There are various theories about curiosity, but none of them seem to fill the whole picture.
Optimal Arousal Theory.
Optimal arousal theory attempts to explain our desires to seek opportunities to engage in exploratory behaviors. It suggests that one can be motivated to maintain a pleasurable sense of arousal through these types of behaviors, thereby maintaining “optimal” Arousal. Too much and we back away, to little and we seek to fill the gap. A bit like adding salt to food; too little and food can be flavorless, too much and food is inedible. It seems there is a “Goldilocks” state even for curiosity and arousal.
This ties in with Antonio Damasio’s idea in his book, “Self Comes To Mind”, that one of the key motivational drivers, both conscious and unconscious, is our need for homeostasis. He suggests that for certain actions to be achieved expeditiously and correctly, there must be an incentive so that, in certain circumstances, certain kinds of responses can be favored over others. Incentive mechanisms are necessary to achieve successful guidance of behavior.
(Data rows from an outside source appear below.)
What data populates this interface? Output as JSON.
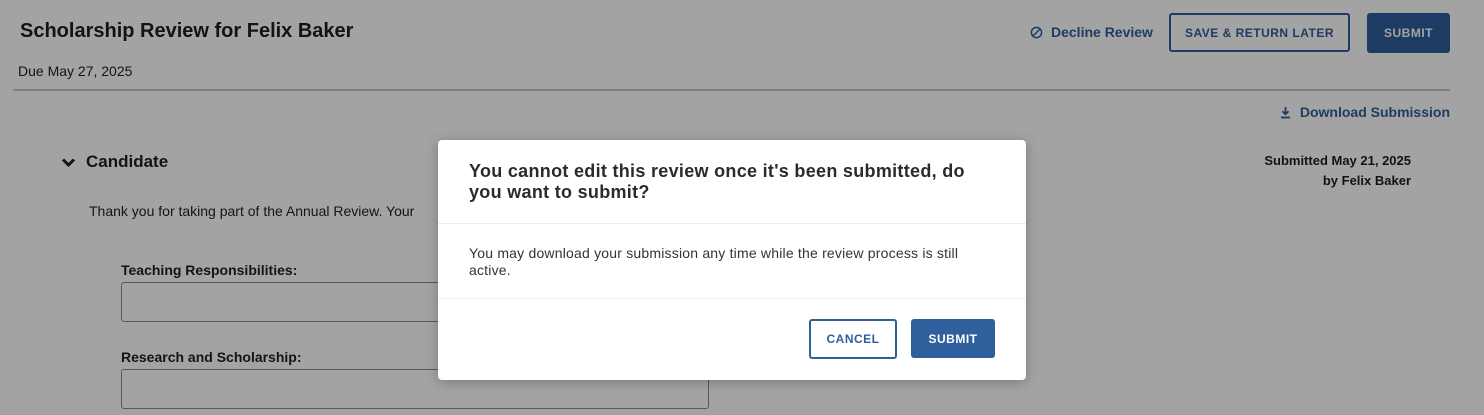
{
  "header": {
    "title": "Scholarship Review for Felix Baker",
    "due": "Due May 27, 2025",
    "decline_label": "Decline Review",
    "save_label": "SAVE & RETURN LATER",
    "submit_label": "SUBMIT"
  },
  "download_label": "Download Submission",
  "section": {
    "title": "Candidate",
    "submitted_line1": "Submitted May 21, 2025",
    "submitted_line2": "by Felix Baker",
    "intro": "Thank you for taking part of the Annual Review. Your",
    "fields": [
      {
        "label": "Teaching Responsibilities:"
      },
      {
        "label": "Research and Scholarship:"
      }
    ]
  },
  "modal": {
    "title": "You cannot edit this review once it's been submitted, do you want to submit?",
    "body": "You may download your submission any time while the review process is still active.",
    "cancel_label": "CANCEL",
    "submit_label": "SUBMIT"
  },
  "colors": {
    "accent": "#2f5f9c",
    "overlay": "rgba(0,0,0,0.36)"
  },
  "icons": [
    "ban-icon",
    "download-icon",
    "chevron-down-icon"
  ]
}
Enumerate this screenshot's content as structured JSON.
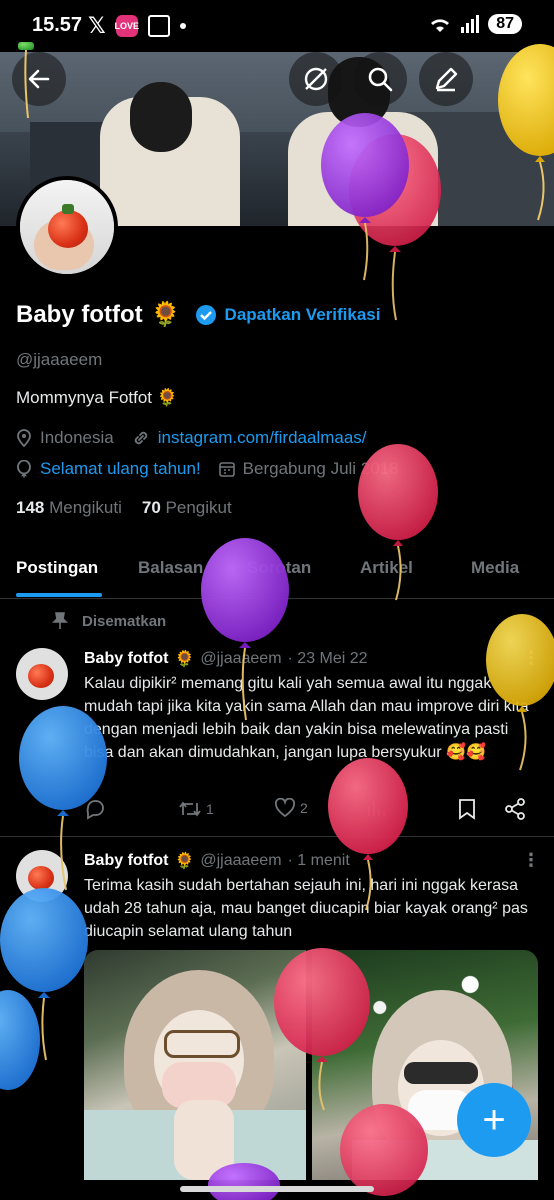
{
  "status_bar": {
    "time": "15.57",
    "x_glyph": "𝕏",
    "app_badge": "LOVE",
    "battery": "87"
  },
  "profile": {
    "name": "Baby fotfot",
    "name_emoji": "🌻",
    "verify_cta": "Dapatkan Verifikasi",
    "handle": "@jjaaaeem",
    "bio": "Mommynya Fotfot 🌻",
    "location": "Indonesia",
    "website": "instagram.com/firdaalmaas/",
    "birthday_link": "Selamat ulang tahun!",
    "joined": "Bergabung Juli 2018",
    "following_count": "148",
    "following_label": "Mengikuti",
    "followers_count": "70",
    "followers_label": "Pengikut"
  },
  "tabs": [
    {
      "label": "Postingan"
    },
    {
      "label": "Balasan"
    },
    {
      "label": "Sorotan"
    },
    {
      "label": "Artikel"
    },
    {
      "label": "Media"
    }
  ],
  "posts": [
    {
      "pinned_label": "Disematkan",
      "name": "Baby fotfot",
      "emoji": "🌻",
      "handle": "@jjaaaeem",
      "time": "· 23 Mei 22",
      "text": "Kalau dipikir² memang gitu kali yah semua awal itu nggak mudah tapi jika kita yakin sama Allah dan mau improve diri kita dengan menjadi lebih baik dan yakin bisa melewatinya pasti bisa dan akan dimudahkan, jangan lupa bersyukur 🥰🥰",
      "retweets": "1",
      "likes": "2"
    },
    {
      "name": "Baby fotfot",
      "emoji": "🌻",
      "handle": "@jjaaaeem",
      "time": "· 1 menit",
      "text": "Terima kasih sudah bertahan sejauh ini, hari ini nggak kerasa udah 28 tahun aja, mau banget diucapin biar kayak orang² pas diucapin selamat ulang tahun"
    }
  ],
  "fab_label": "+",
  "icons": {
    "back": "arrow-left-icon",
    "grok": "grok-icon",
    "search": "search-icon",
    "edit": "edit-icon",
    "location": "location-icon",
    "link": "link-icon",
    "balloon": "balloon-icon",
    "calendar": "calendar-icon",
    "pin": "pin-icon",
    "reply": "reply-icon",
    "retweet": "retweet-icon",
    "like": "heart-icon",
    "views": "views-icon",
    "bookmark": "bookmark-icon",
    "share": "share-icon"
  },
  "colors": {
    "accent": "#1d9bf0",
    "background": "#000000",
    "muted": "#71767b"
  }
}
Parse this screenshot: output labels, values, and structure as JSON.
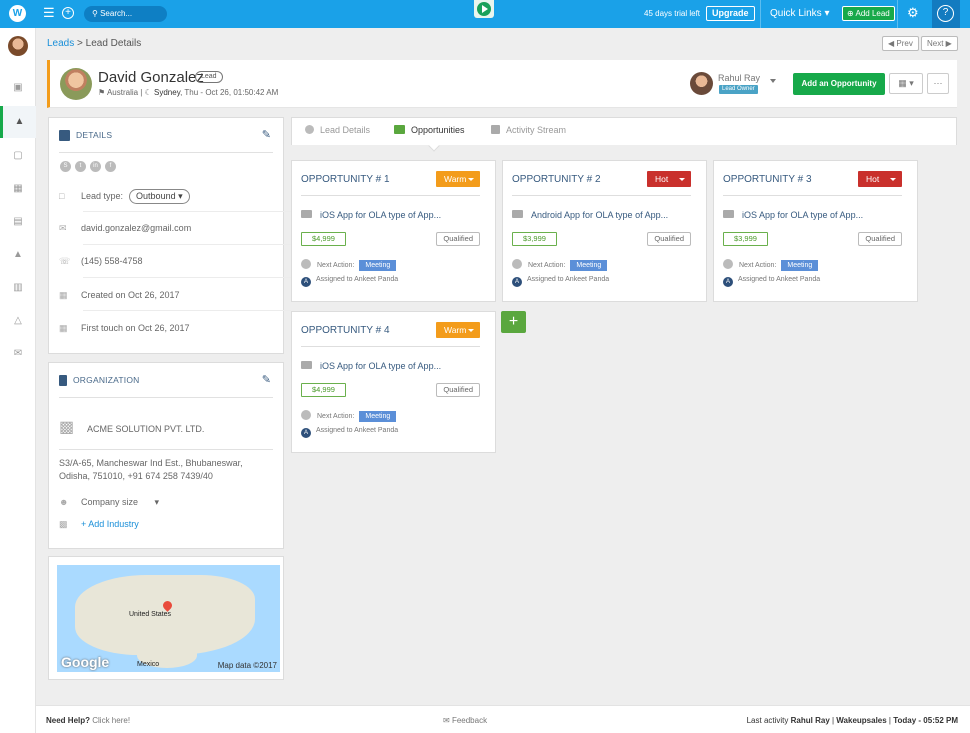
{
  "topbar": {
    "logo": "W",
    "search_placeholder": "Search...",
    "trial_text": "45 days trial left",
    "upgrade_label": "Upgrade",
    "quick_links_label": "Quick Links",
    "add_lead_label": "Add Lead",
    "help_label": "?"
  },
  "breadcrumb": {
    "parent": "Leads",
    "separator": " > ",
    "current": "Lead Details"
  },
  "pager": {
    "prev": "Prev",
    "next": "Next"
  },
  "lead": {
    "name": "David Gonzalez",
    "badge": "Lead",
    "country": "Australia",
    "city": "Sydney",
    "local_time": "Thu - Oct 26, 01:50:42 AM",
    "owner_name": "Rahul Ray",
    "owner_role": "Lead Owner",
    "add_opportunity_label": "Add an Opportunity",
    "more_label": "···"
  },
  "details": {
    "title": "DETAILS",
    "lead_type_label": "Lead type:",
    "lead_type_value": "Outbound",
    "email": "david.gonzalez@gmail.com",
    "phone": "(145) 558-4758",
    "created": "Created on Oct 26, 2017",
    "first_touch": "First touch on Oct 26, 2017"
  },
  "organization": {
    "title": "ORGANIZATION",
    "name": "ACME SOLUTION PVT. LTD.",
    "address_line1": "S3/A-65, Mancheswar Ind Est., Bhubaneswar,",
    "address_line2": "Odisha, 751010, +91 674 258 7439/40",
    "company_size_label": "Company size",
    "add_industry_label": "+ Add Industry"
  },
  "map": {
    "label_us": "United States",
    "label_mexico": "Mexico",
    "google": "Google",
    "map_data": "Map data ©2017"
  },
  "tabs": [
    {
      "label": "Lead Details"
    },
    {
      "label": "Opportunities"
    },
    {
      "label": "Activity Stream"
    }
  ],
  "opportunities": [
    {
      "title": "OPPORTUNITY # 1",
      "tag": "Warm",
      "name": "iOS App for OLA type of App...",
      "amount": "$4,999",
      "stage": "Qualified",
      "next_action_label": "Next Action:",
      "next_action": "Meeting",
      "assigned": "Assigned to Ankeet Panda"
    },
    {
      "title": "OPPORTUNITY # 2",
      "tag": "Hot",
      "name": "Android App for OLA type of App...",
      "amount": "$3,999",
      "stage": "Qualified",
      "next_action_label": "Next Action:",
      "next_action": "Meeting",
      "assigned": "Assigned to Ankeet Panda"
    },
    {
      "title": "OPPORTUNITY # 3",
      "tag": "Hot",
      "name": "iOS App for OLA type of App...",
      "amount": "$3,999",
      "stage": "Qualified",
      "next_action_label": "Next Action:",
      "next_action": "Meeting",
      "assigned": "Assigned to Ankeet Panda"
    },
    {
      "title": "OPPORTUNITY # 4",
      "tag": "Warm",
      "name": "iOS App for OLA type of App...",
      "amount": "$4,999",
      "stage": "Qualified",
      "next_action_label": "Next Action:",
      "next_action": "Meeting",
      "assigned": "Assigned to Ankeet Panda"
    }
  ],
  "add_card_label": "+",
  "footer": {
    "need_help": "Need Help?",
    "click_here": "Click here!",
    "feedback": "Feedback",
    "last_activity_label": "Last activity",
    "last_activity_user": "Rahul Ray",
    "separator": " | ",
    "company": "Wakeupsales",
    "time": "Today - 05:52 PM"
  },
  "colors": {
    "topbar": "#1aa1e8",
    "accent_green": "#17a94a",
    "warm": "#f39c1b",
    "hot": "#c9302c",
    "title_blue": "#375a7f"
  }
}
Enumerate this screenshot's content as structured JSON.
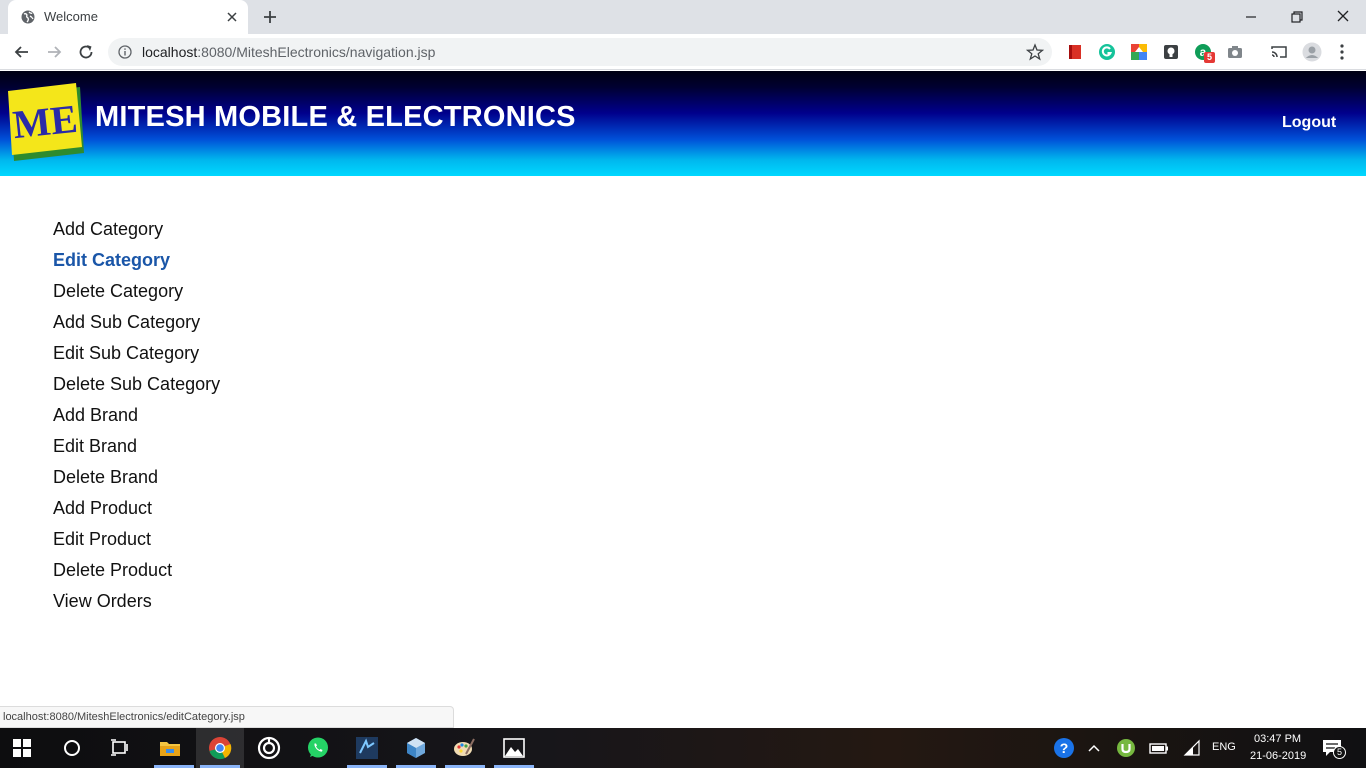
{
  "browser": {
    "tab_title": "Welcome",
    "url_host": "localhost",
    "url_rest": ":8080/MiteshElectronics/navigation.jsp",
    "extension_badge": "5"
  },
  "header": {
    "logo_text": "ME",
    "site_title": "MITESH MOBILE & ELECTRONICS",
    "logout_label": "Logout"
  },
  "nav": {
    "items": [
      {
        "label": "Add Category"
      },
      {
        "label": "Edit Category"
      },
      {
        "label": "Delete Category"
      },
      {
        "label": "Add Sub Category"
      },
      {
        "label": "Edit Sub Category"
      },
      {
        "label": "Delete Sub Category"
      },
      {
        "label": "Add Brand"
      },
      {
        "label": "Edit Brand"
      },
      {
        "label": "Delete Brand"
      },
      {
        "label": "Add Product"
      },
      {
        "label": "Edit Product"
      },
      {
        "label": "Delete Product"
      },
      {
        "label": "View Orders"
      }
    ],
    "active_item": "Edit Category"
  },
  "status_bar": {
    "hover_url": "localhost:8080/MiteshElectronics/editCategory.jsp"
  },
  "taskbar": {
    "language": "ENG",
    "time": "03:47 PM",
    "date": "21-06-2019",
    "notification_count": "5"
  },
  "colors": {
    "active_link": "#1a56a8",
    "header_top": "#000012",
    "header_bottom": "#00d8ff",
    "logo_yellow": "#f4e61a",
    "logo_green": "#2e8b2e",
    "logo_text_blue": "#2a2aa8"
  }
}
For this to happen we need 3 representations (1) the current state and (2) the desirable state and (3) a comparison of those states. The comparison of those states will also evaluate the risk (pain & pleasure and the reduction of uncertainty) attached to achieve (2) from the state (1).
Curiosity-Drive Theory.
Curiosity-Drive theory, on the other hand, explains the desire to make sense of one’s environment. This fits very well with my belief that we are insatiably driven to make or create a sense of the world we live in by stringing together events into coherent patterns. These are often stories. Both the stories we tell others, and the stories we tell ourselves.
However, I don’t think that either Optimal Arousal or Curiosity-Drive theories give the full picture. Again, they are necessary but not sufficient conditions. Risk, sacrifice, and commitment coupled with reward, pain & pleasure, begin to fill out a better picture.
In Coco’s case though, she probably acted more out of complete ignorance than any creative urge.